Abstract

The turbulent catalytic combustion of a fuel-lean hydrogen/air mixture (equivalence ratio ϕ=0.24) was investigated by means of three-dimensional direct numerical simulation (DNS) in a platinum-coated plane channel with a prescribed wall temperature of 960K and an incoming Reynolds number, based on the channel height, of 5700. Heat transfer from the hot catalytic walls laminarized the flow, as manifested by the progressive suppression of the high vorticity components of the flow aligned parallel to the channel walls at increasing streamwise distances. The impact of turbulence suppression on the mass transfer towards or away from the catalytic wall was subsequently assessed. Far upstream where high turbulence fluctuations persisted, the instantaneous local transverse gradient of the limiting hydrogen reactant (a quantity proportional to the catalytic reaction rate) as well as the instantaneous hydrogen concentration at the wall exhibited strong fluctuations by up to 300%, a result of finite-rate chemistry induced by the high inrush events towards the catalytic walls.

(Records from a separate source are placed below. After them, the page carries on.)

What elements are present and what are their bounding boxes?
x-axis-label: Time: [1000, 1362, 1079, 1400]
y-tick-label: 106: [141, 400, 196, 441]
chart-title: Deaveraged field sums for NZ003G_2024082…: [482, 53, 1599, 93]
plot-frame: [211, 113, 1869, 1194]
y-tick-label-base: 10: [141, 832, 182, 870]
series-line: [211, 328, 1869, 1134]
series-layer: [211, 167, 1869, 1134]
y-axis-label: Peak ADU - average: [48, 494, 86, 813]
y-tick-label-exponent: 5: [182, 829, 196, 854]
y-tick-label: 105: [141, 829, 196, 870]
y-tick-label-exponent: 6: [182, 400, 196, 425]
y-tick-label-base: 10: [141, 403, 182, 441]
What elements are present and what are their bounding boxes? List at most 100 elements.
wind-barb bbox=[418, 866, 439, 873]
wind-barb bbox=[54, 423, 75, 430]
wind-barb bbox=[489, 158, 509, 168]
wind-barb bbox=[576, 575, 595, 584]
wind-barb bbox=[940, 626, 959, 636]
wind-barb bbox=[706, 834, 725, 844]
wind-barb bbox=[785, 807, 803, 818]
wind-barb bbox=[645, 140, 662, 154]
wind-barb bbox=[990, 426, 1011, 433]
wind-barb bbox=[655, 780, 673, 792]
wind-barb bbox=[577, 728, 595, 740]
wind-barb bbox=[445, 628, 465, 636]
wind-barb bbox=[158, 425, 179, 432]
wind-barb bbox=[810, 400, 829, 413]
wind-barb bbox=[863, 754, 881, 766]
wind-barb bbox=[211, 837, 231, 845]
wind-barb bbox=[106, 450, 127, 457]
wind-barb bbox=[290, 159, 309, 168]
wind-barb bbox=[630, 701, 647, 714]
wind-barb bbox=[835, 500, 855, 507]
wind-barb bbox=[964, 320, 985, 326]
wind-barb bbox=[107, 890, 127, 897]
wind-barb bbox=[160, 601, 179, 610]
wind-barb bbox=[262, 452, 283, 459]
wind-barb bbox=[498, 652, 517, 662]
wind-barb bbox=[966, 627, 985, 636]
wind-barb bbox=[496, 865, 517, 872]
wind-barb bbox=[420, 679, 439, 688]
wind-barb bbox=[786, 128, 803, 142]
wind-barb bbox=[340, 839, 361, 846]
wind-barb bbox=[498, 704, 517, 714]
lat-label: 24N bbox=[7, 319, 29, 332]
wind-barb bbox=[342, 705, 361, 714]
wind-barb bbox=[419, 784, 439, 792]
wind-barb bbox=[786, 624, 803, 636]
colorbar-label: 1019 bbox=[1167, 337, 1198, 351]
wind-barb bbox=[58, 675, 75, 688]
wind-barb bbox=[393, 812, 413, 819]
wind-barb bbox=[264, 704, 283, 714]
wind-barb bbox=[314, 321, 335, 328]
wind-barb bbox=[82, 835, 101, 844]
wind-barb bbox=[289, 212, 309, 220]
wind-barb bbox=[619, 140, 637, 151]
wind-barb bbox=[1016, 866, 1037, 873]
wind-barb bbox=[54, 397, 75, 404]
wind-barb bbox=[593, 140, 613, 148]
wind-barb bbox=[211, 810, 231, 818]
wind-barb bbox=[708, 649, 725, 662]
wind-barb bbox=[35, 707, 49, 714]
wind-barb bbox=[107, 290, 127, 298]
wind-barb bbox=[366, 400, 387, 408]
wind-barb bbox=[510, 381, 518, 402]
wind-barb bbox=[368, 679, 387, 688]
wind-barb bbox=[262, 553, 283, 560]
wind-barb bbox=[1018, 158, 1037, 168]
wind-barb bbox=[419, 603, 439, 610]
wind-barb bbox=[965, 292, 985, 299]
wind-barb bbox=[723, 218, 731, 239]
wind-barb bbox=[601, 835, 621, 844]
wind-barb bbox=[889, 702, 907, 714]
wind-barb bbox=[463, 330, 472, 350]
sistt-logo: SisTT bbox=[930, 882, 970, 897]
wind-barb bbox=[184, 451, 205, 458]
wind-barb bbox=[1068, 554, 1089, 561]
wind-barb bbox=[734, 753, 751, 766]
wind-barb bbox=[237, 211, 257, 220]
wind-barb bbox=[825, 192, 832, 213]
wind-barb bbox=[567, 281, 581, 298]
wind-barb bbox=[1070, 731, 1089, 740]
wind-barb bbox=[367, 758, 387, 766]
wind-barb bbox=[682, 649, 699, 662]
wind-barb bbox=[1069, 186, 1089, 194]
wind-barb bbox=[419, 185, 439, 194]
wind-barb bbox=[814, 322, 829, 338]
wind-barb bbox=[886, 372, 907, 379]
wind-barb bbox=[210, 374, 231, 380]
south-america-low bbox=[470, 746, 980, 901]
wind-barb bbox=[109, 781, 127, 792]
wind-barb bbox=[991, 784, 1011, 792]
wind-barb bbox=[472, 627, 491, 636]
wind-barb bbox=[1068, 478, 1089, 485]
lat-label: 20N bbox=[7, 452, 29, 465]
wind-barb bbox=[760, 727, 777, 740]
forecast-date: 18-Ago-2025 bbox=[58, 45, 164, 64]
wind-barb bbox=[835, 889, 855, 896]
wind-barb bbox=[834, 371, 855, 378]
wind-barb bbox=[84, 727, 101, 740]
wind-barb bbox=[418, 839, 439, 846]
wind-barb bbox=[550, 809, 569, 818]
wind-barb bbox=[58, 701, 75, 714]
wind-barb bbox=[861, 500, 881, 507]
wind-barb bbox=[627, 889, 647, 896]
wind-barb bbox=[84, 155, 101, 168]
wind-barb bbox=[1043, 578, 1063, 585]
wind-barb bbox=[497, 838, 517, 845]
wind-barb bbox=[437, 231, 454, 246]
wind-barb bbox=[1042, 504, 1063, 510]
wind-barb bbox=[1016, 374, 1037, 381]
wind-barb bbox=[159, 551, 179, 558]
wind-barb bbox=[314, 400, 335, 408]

Fourier analysis of the reaction rate fluctuations yielded peak frequencies of less than 1kHz, values comparable to the thermal response frequencies of typical materials in commercial catalytic geometries. This has direct implications on the thermal stress of the reactor walls as well as on the decoupling between flow and solid thermal modeling currently used in practical catalytic reactors. Far downstream, the dampening of turbulence resulted in weaker hydrogen concentration fluctuations with nearly symmetric distributions. Finally, computed transverse turbulent species fluxes indicated inherent weaknesses of near-wall turbulence models in describing turbulent transport of species with disparate molecular diffusivities.